I don’t agree. I think a lot has changed, and people really are being held to account. I think we as a country are forever changed, not necessarily for better or for worse, but there’s a chance that the democracy is stronger than it was. When you learn how fragile something is, you can do a better job of protecting it.
For one thing, 700 people have been arrested. Those include, by the way, a K-State grad student and a man from St. Marys. About 225 have been charged with attacking the police. About 275 have been charged with obstructing Congress’s duty to certify the election – which is of course the main crime being prosecuted. Another 300 or so have been charged with relatively minor matters such as trespassing or disorderly conduct.
The guy who threw the fire extinguisher at the cops has been sentenced to five years in prison. The guy with the Viking helmet was sentenced to 41 months.
People in the mob are paying a real price.
For another, there’s forever a cloud over the elected officials who condoned, promoted or subsequently minimized what happened.
No, neither Donald Trump nor the Lauren Boeberts of the world have been arrested, and Ms.
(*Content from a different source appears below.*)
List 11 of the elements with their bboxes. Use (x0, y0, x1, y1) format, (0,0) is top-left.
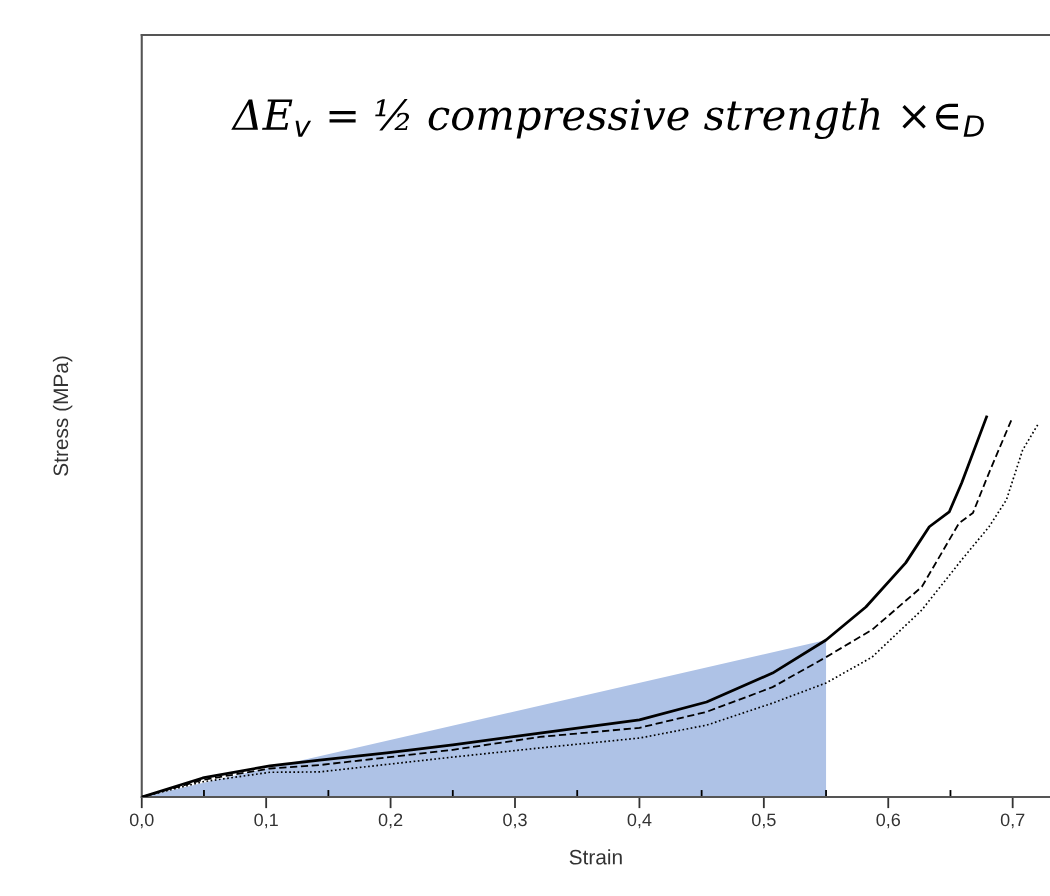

Boebert still holds elected office
But history cannot – and will not – forget that they came down on the side of subverting the democratic process. When push quite literally came to shove, they supported a coup. They sided with the methods of tinpot dictators. They decided – decided! – to ditch the Constitution, and the 200-plus-year history of a peaceful, orderly transfer of power, the only thing that really distinguishes us from, say, Chile. The trouble is, once you decide that, everything else is on the table, including throwing your political opponents into volcanoes.
Mr. Trump is suffocating without the oxygen of Twitter. He might or might not be held responsible for the insurrection, but clear-thinking people – including those in the political party he hijacked, the great party of Bob Dole and Abraham Lincoln – know for certain that he made it all happen. They know this. All of them.
He might resurface. We don’t know yet what the Republicans will do about that in the next presidential election cycle. Optimism hasn’t been a great betting strategy lately. (By the way, the Republicans have plenty of material to work with. Condemning Mr. Trump and his allies for Jan. 6 does not mean siding with President Biden over policy.)
Whether he’s charged or not, and whether he runs again or not, the reality is that history will not judge Mr. Trump kindly for what happened a year ago. That will, in the end, be his legacy.
The longer legacy, the bigger story, is that our republic survived that assault. Perhaps, because of that survival, it is stronger than it was before.